So the work in progress, code named “LH”, is underway. I know where we’re going, and I know what to do next…and it’s still not quite right.
I’m not here to bitch, though. I’m just here to say I know what it’s like to hit that icky, rough patch. I’m here to tell anyone who feels like they’re stuck in the same quicksand, “You’re not alone”.
Sometimes being stuck isn’t anything so glamorous as writer’s block. Sometimes being stuck is just…that. It’s just a rough, cruddy little patch that isn’t going to smooth itself out. You can turn it into a block if you wanted, I guess. I mean, you could take a car with a flat tire and haul it to the salvage yard if you wanted. Just junk the bitch and call it done. If you wanted…
I’m not going to preach and tell you how perfect I am, or how I’m never seized by doubt, or hounded by worries. I’m not impervious to discouragement or unable to be worn down by life’s little cares.
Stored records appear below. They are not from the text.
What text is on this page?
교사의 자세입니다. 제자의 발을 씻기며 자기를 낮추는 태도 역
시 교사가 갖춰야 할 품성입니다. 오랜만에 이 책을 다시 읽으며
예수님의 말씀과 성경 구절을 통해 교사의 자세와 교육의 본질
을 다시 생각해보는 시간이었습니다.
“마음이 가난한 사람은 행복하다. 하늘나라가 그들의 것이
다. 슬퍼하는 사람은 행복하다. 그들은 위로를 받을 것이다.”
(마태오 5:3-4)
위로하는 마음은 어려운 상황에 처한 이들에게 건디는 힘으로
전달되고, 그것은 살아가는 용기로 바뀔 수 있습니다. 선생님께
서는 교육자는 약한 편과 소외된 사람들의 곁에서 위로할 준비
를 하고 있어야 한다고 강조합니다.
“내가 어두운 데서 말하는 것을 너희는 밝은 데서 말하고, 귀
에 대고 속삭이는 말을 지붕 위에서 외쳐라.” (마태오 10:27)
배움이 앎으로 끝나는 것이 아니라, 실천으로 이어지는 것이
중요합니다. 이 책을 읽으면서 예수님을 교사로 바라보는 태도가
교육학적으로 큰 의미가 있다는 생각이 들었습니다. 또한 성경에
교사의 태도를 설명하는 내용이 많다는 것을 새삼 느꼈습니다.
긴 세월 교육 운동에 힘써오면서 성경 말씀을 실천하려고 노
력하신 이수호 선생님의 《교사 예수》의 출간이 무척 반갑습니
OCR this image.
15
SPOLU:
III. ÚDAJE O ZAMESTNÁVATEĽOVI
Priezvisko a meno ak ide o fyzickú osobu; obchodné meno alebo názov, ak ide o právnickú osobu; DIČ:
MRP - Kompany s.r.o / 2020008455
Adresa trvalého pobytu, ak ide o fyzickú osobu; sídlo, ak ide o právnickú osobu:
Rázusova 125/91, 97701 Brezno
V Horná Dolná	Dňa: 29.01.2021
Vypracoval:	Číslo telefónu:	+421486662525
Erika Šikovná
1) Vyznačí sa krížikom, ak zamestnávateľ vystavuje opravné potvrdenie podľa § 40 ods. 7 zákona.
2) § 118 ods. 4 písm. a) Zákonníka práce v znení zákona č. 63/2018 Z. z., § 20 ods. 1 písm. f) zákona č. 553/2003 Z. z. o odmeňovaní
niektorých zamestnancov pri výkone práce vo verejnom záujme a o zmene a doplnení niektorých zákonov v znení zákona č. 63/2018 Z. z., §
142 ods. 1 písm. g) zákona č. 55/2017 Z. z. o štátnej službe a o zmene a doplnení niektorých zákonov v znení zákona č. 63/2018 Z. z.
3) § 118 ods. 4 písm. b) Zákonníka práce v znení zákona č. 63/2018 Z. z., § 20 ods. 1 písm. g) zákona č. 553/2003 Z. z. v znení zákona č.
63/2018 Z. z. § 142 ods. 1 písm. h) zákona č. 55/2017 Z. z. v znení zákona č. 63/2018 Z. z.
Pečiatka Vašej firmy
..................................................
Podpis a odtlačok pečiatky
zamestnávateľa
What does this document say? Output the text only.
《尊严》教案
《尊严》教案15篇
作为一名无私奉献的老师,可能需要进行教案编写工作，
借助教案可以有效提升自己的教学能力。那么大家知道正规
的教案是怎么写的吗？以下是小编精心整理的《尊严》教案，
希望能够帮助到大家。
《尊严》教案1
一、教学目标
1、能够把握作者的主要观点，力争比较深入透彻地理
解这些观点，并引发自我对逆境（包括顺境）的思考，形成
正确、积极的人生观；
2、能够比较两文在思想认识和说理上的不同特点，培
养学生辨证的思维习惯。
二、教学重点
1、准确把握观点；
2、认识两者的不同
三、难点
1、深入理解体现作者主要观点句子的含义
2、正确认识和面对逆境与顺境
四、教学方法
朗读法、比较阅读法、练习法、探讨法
But there are two kinds of writers in this world.
There are those who would write, but…
And there are those who do write, in spite of…
My pissy little problems aren’t reasons to stop working on my dream. They’re excuses, and as such, worthless. I write “in spite of”. The story isn’t working, keep writing. The hours are long, keep writing. The this, the that, the other, keep writing.
Keep writing because your life isn’t right if you don’t, instead of waiting for your life to be right so you can.